Ce navire de près de 100 mètres de long qui a quitté mardi son port d’attache de Shimonoseki (ouest du Japon) est arrivé jeudi à Tokyo, où plusieurs médias dont l’AFP ont pu le visiter.
Il doit partir samedi pour plus de sept mois de chasse à la baleine, au large des côtes nord-est et nord de l’archipel.
« C’est un nouveau navire pour une nouvelle ère, symbolisant la phase de reprise de la pêche commerciale à la baleine » du Japon depuis 2019, avait déclaré mardi M. Tokoro, président de l’entreprise baleinière Kyodo Senpaku, propriétaire et exploitante du Kangei Maru.
C’est une gigantesque boucherie conçue pour la haute mer, avec un pont couvert d’une quarantaine de mètres pour découper les baleines, qui y seront hissées une fois abattues par un treuil pouvant tracter jusqu’à 70 tonnes, sur une rampe en pente douce.
« Attention, elles sont très aiguisées », prévient M. Tokoro à propos de lames de 30 centimètres avec lesquelles des ouvriers feront le tri entre la viande utile et les déchets de l’animal, qui seront rejetés dans l’océan.
Des tapis roulants transporteront les blocs de viande, qui seront ensuite conditionnés puis stockés dans des conteneurs réfrigérés d’une capacité de 15 tonnes chacun.
– Une chasse décomplexée –
Le Kangei Maru n’est pas équipé pour la capture: un plus petit navire à ses côtés, doté d’un canon-harpon, se chargera de cette partie du travail. Mais avec ses drones, le bateau-usine contribuera au repérage des proies.
Parmi d’autres innovations par rapport au Nisshin Maru, son prédécesseur retiré l’an dernier du service après 30 ans de carrière, le Kangei Maru dispose également de cabines individuelles et du wifi, pour améliorer le confort de ses quelque 90 membres d’équipage.
Malgré l’instauration en 1986 d’un moratoire international sur la pêche commerciale à la baleine, le Japon avait persisté en exploitant et détournant une clause d’exception autorisant des missions à des fins scientifiques.
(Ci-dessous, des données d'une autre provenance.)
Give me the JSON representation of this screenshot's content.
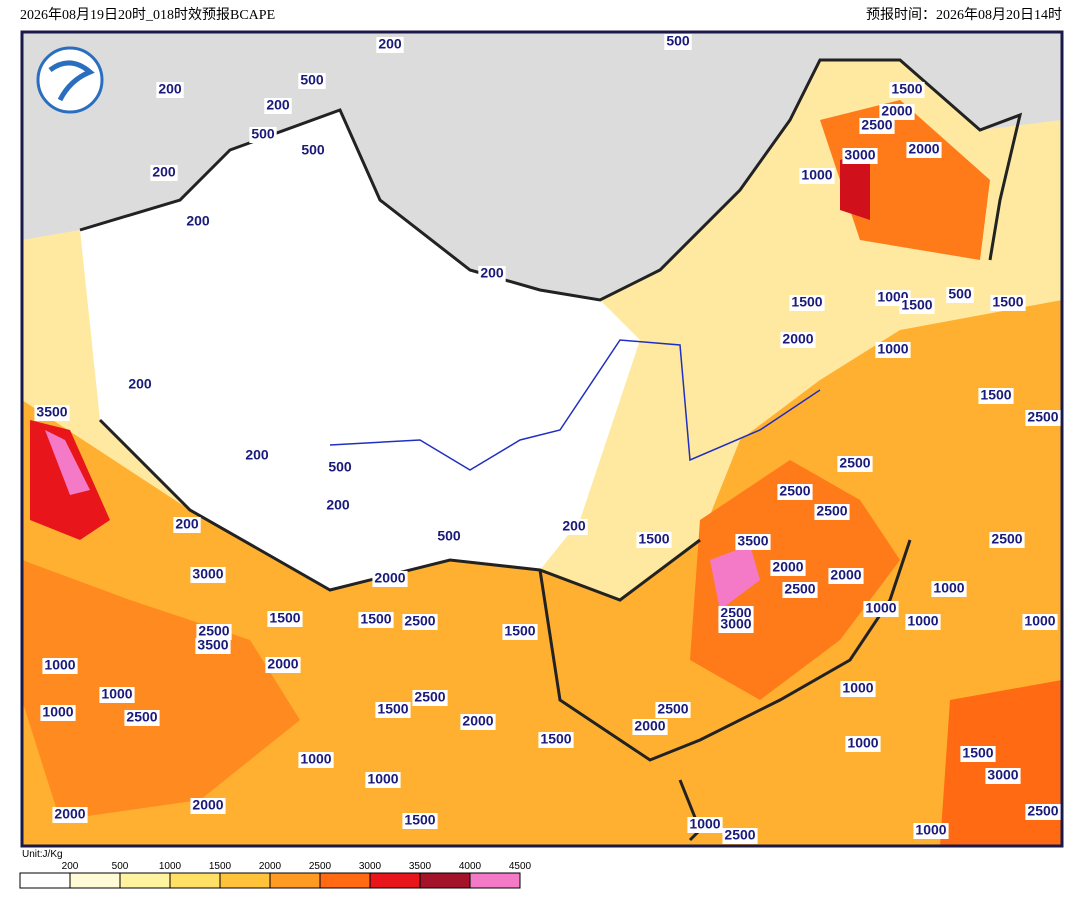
{
  "header": {
    "left": "2026年08月19日20时_018时效预报BCAPE",
    "right": "预报时间：2026年08月20日14时"
  },
  "unit": "Unit:J/Kg",
  "colorbar": {
    "ticks": [
      200,
      500,
      1000,
      1500,
      2000,
      2500,
      3000,
      3500,
      4000,
      4500
    ],
    "colors": [
      "#ffffff",
      "#fffbd6",
      "#fff3a0",
      "#ffe066",
      "#ffc23a",
      "#ff9a22",
      "#ff6a12",
      "#e8161a",
      "#a3142a",
      "#f47ac8"
    ]
  },
  "contour_labels": [
    200,
    500,
    200,
    500,
    200,
    500,
    500,
    200,
    200,
    200,
    1500,
    2000,
    2500,
    3000,
    2000,
    1000,
    1500,
    1000,
    1500,
    500,
    1500,
    2000,
    1000,
    1500,
    2500,
    200,
    3500,
    200,
    500,
    200,
    200,
    500,
    200,
    1500,
    3500,
    2500,
    2500,
    2500,
    2500,
    2000,
    2000,
    2500,
    3000,
    2000,
    2500,
    3000,
    1500,
    1500,
    2500,
    2500,
    3500,
    1000,
    1000,
    1000,
    1000,
    1000,
    2000,
    1500,
    1000,
    1000,
    2500,
    2500,
    1500,
    2000,
    2500,
    2000,
    1500,
    1000,
    1000,
    1000,
    1000,
    1500,
    3000,
    2000,
    2000,
    1500,
    1000,
    2500,
    1000,
    2500
  ]
}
Aussi le Nisshin Maru était devenu la bête noire d’ONG environnementales comme Greenpeace et Sea Shepherd, dont des militants n’hésitaient pas à le harceler jusqu’en Antarctique pour perturber ses activités.
Depuis qu’il a quitté le moratoire international en 2019, le Japon a repris ouvertement la pêche commerciale à la baleine, mais la limite désormais à son propre espace maritime.
Les crispations internationales sur le sujet ont ainsi nettement baissé en intensité depuis, tout comme les prises du Japon, qui représentent quelques centaines de baleines par an (294 en 2023). Son quota pour cette année est de 350 baleines.
– Bataille d’arguments –
Le Japon est l’un des trois derniers pays à chasser ces cétacés, avec la Norvège et l’Islande.
Le gouvernement nippon défend cette pêche, en faisant valoir qu’elle fait partie intégrante de la culture du pays depuis des siècles et qu’elle présente un intérêt en termes de sécurité alimentaire pour l’archipel, pauvre en surfaces agricoles.
M. Tokoro avance aussi d’autres arguments. Comme les baleines sont au sommet de leur écosystème, elles avalent de grandes quantités de créatures marines « qui devraient nourrir d’autres » êtres vivants, dont les humains: « Nous attrapons de moins en moins de calmar et d’espadon au Japon parce que le nombre de baleines augmente », affirme-t-il.
« Donc nous devons abattre certaines baleines pour préserver l’équilibre de l’écosystème », conclut-il.
« Depuis des décennies, le Japon avance des arguments fallacieux sur la sécurité alimentaire pour justifier la chasse à la baleine, alors que même sa population refuse cette viande », rétorque Patrick Ramage, un expert du sujet au sein du Fonds international pour la protection des animaux (IFAW).
La consommation de viande de baleine a en effet chuté au Japon à environ 2.000 tonnes par an aujourd’hui, contre 200.000 tonnes dans les années 1960, comme d’autres viandes sont devenues bien plus accessibles.
Les défenseurs de l’environnement contestent également l’argument selon lesquels les baleines entreraient en concurrence avec l’homme pour les ressources marines, soulignant au contraire leur utilité pour la santé des océans, leur biodiversité et la lutte contre le réchauffement climatique.